Research

My work lies in differential geometry in the tradition of Élie Cartan: moving frames, structure equations, and geometric structures modeled on Lie groups and homogeneous spaces. A central theme is that, in many special geometric problems, Cartan's structure equations admit a deformation by a spectral parameter and become integrable systems.

The research program can be organized around the following themes.

Research themes

1. Integrable Systems and Surface Geometry
   Constant mean curvature surfaces, constant Gaussian curvature surfaces, loop group methods, DPW construction, and harmonic maps.

2. Teichmüller Theory and Harmonic Maps
   Complex landslide flow, harmonic maps into hyperbolic space, and links with geometric structures.

3. Minimal Lagrangian and Product Geometries
   Minimal Lagrangian surfaces in complex space forms, product spaces, and quadrics.

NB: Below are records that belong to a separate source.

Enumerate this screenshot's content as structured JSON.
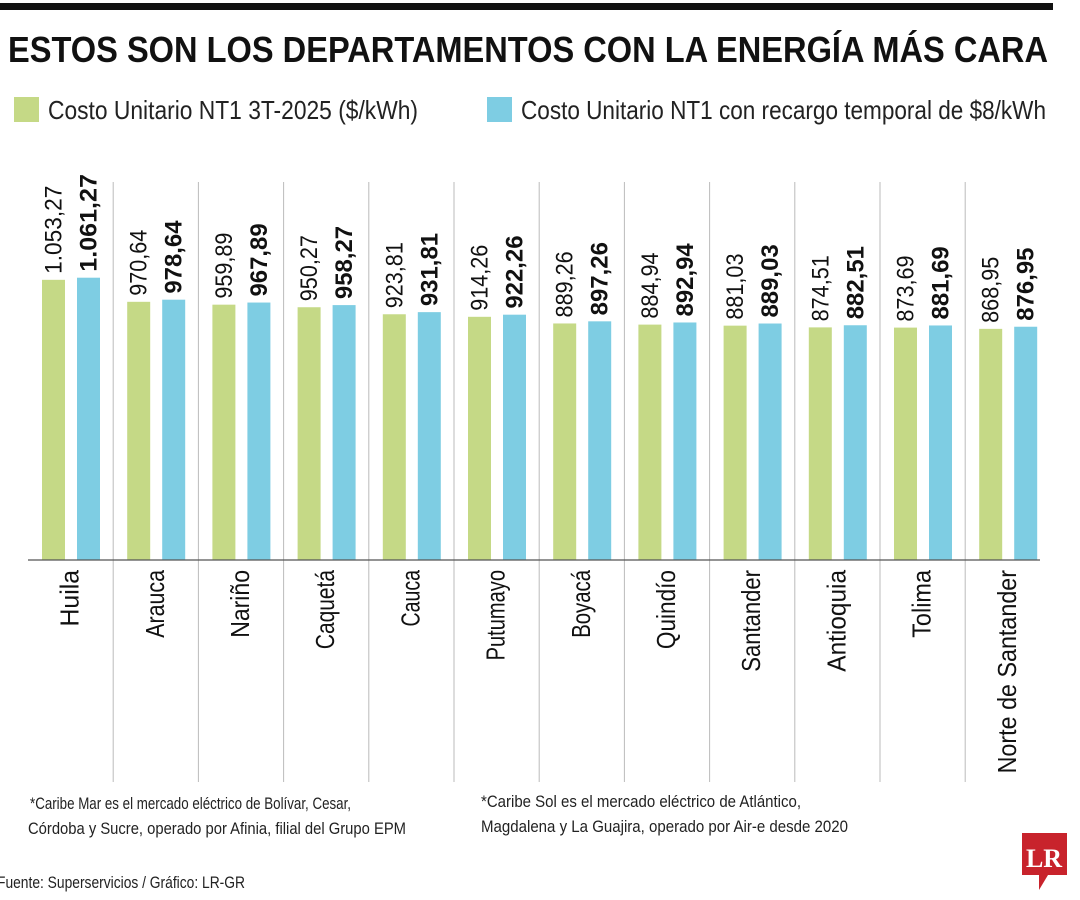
{
  "chart_data": {
    "type": "bar",
    "title": "ESTOS SON LOS DEPARTAMENTOS CON LA ENERGÍA MÁS CARA",
    "categories": [
      "Huila",
      "Arauca",
      "Nariño",
      "Caquetá",
      "Cauca",
      "Putumayo",
      "Boyacá",
      "Quindío",
      "Santander",
      "Antioquia",
      "Tolima",
      "Norte de Santander"
    ],
    "series": [
      {
        "name": "Costo Unitario NT1 3T-2025 ($/kWh)",
        "color": "#c5d986",
        "values": [
          1053.27,
          970.64,
          959.89,
          950.27,
          923.81,
          914.26,
          889.26,
          884.94,
          881.03,
          874.51,
          873.69,
          868.95
        ],
        "labels": [
          "1.053,27",
          "970,64",
          "959,89",
          "950,27",
          "923,81",
          "914,26",
          "889,26",
          "884,94",
          "881,03",
          "874,51",
          "873,69",
          "868,95"
        ]
      },
      {
        "name": "Costo Unitario NT1 con recargo temporal de $8/kWh",
        "color": "#7ecde3",
        "values": [
          1061.27,
          978.64,
          967.89,
          958.27,
          931.81,
          922.26,
          897.26,
          892.94,
          889.03,
          882.51,
          881.69,
          876.95
        ],
        "labels": [
          "1.061,27",
          "978,64",
          "967,89",
          "958,27",
          "931,81",
          "922,26",
          "897,26",
          "892,94",
          "889,03",
          "882,51",
          "881,69",
          "876,95"
        ]
      }
    ],
    "ylim": [
      0,
      1061.27
    ],
    "grid": false,
    "legend": "top-left"
  },
  "notes": {
    "caribe_mar_1": "*Caribe Mar es el mercado eléctrico de Bolívar, Cesar,",
    "caribe_mar_2": "Córdoba y Sucre, operado por Afinia, filial del Grupo EPM",
    "caribe_sol_1": "*Caribe Sol es el mercado eléctrico de Atlántico,",
    "caribe_sol_2": "Magdalena y La Guajira, operado por Air-e desde 2020",
    "source": "Fuente: Superservicios / Gráfico: LR-GR"
  },
  "logo": {
    "text": "LR",
    "color": "#c8232c"
  }
}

4. Statistical, Hessian, and Affine Geometry
   Statistical manifolds, alpha-connections, affine differential geometry, Hessian geometry, and convex optimization.

5. Discrete Differential Geometry
   Discrete constant curvature surfaces, discrete affine spheres, and integrable discretizations.

Short description for students

微分幾何学では、曲線、曲面、多様体などの「曲がった空間」を、曲率、接続、微分形式、Lie 群、微分方程式などを用いて調べます。私の研究室では、平均曲率一定曲面、ガウス曲率一定曲面、曲線の時間発展、戸田格子、sine-Gordon 方程式、sinh-Gordon 方程式、調和写像、統計多様体、凸最適化など、幾何と微分方程式が交わるテーマを扱っています。